LadyFlynt, thank you for this link. The information on the website seems very edifying. Definately food for thought.


----------



## jenney (Feb 5, 2007)

We love 
Two Wealthy Farmers (fiction) but some people might find it too preachy. We don't find it so.
and
Lambs Safely Folded--similar to a Token for Children, about children who loved Christ and died young. The stories are sweet and some make me cry, but it is good for sobering young souls to consider well the brevity of life.

Along the lines of what is good/helpful/acceptable for our children to read, we do read non-nourishing books. We call them exercise. We read them together (sometimes aloud) and discuss them as we go along. It has been a great experience in discernment. We don't read trash (and sometimes we'll quit halfway through because something highly recommended turns out to be awful) but we do read books others would consider questionable. We read Laura Ingalls Wilder, the sacred cow of homeschoolers, and have great talks about the negative way she portrays her pastor, the profaning of the Sabbath, the unbiblical way she portrays wifely submission, the wrong motives for going to church (just to have a social time and enjoy singing songs with friends), all sorts of things that are subtle, but which influence young minds.

Yesterday my 11 year old said, "CS Lewis must have been an arminian because when asked to reveal himself to the unbelieving dwarves, Aslan said, 'I'll do what I can, but I can't make them believe.'"

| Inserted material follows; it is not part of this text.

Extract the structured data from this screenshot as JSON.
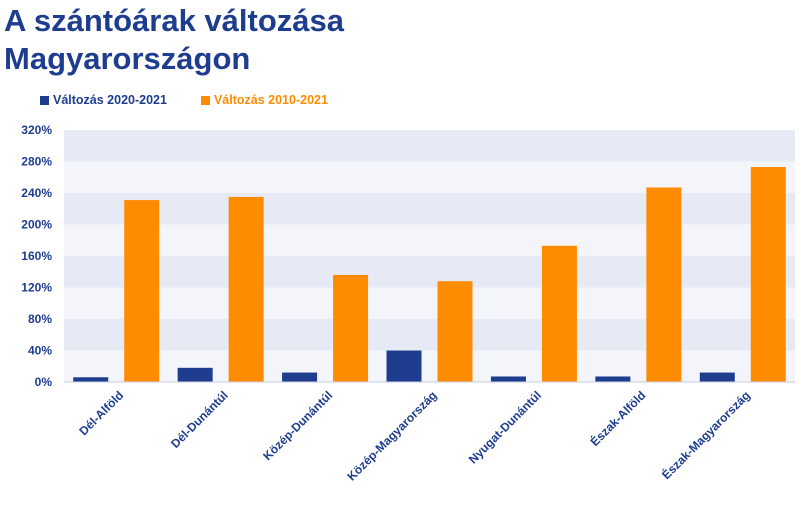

I would love more books that nourish the souls of my children! Good article with lots to consider!


----------



## Ezekiel3626 (Feb 5, 2007)

jenney said:


> Yesterday my 11 year old said, "CS Lewis must have been an arminian because when asked to reveal himself to the unbelieving dwarves, Aslan said, 'I'll do what I can, but I can't make them believe.'"



Ah, the mind of a child!


----------



## Theoretical (Apr 2, 2007)

jenney said:


> We love
> Two Wealthy Farmers (fiction) but some people might find it too preachy. We don't find it so.
> and
> Lambs Safely Folded--similar to a Token for Children, about children who loved Christ and died young. The stories are sweet and some make me cry, but it is good for sobering young souls to consider well the brevity of life.
> ...


Ooh, very nice.

When/If I end up with children, Lord willing, I will have to keep that approach in mind. That is a greatly needed approach, especially so that they can actually read and address some of the more controversial material they'll address during and after our shepherding of them. Given that it often still takes me at least 2 good reads before I can pluck out good or bad parts, this sort of training would have been most helpful.


----------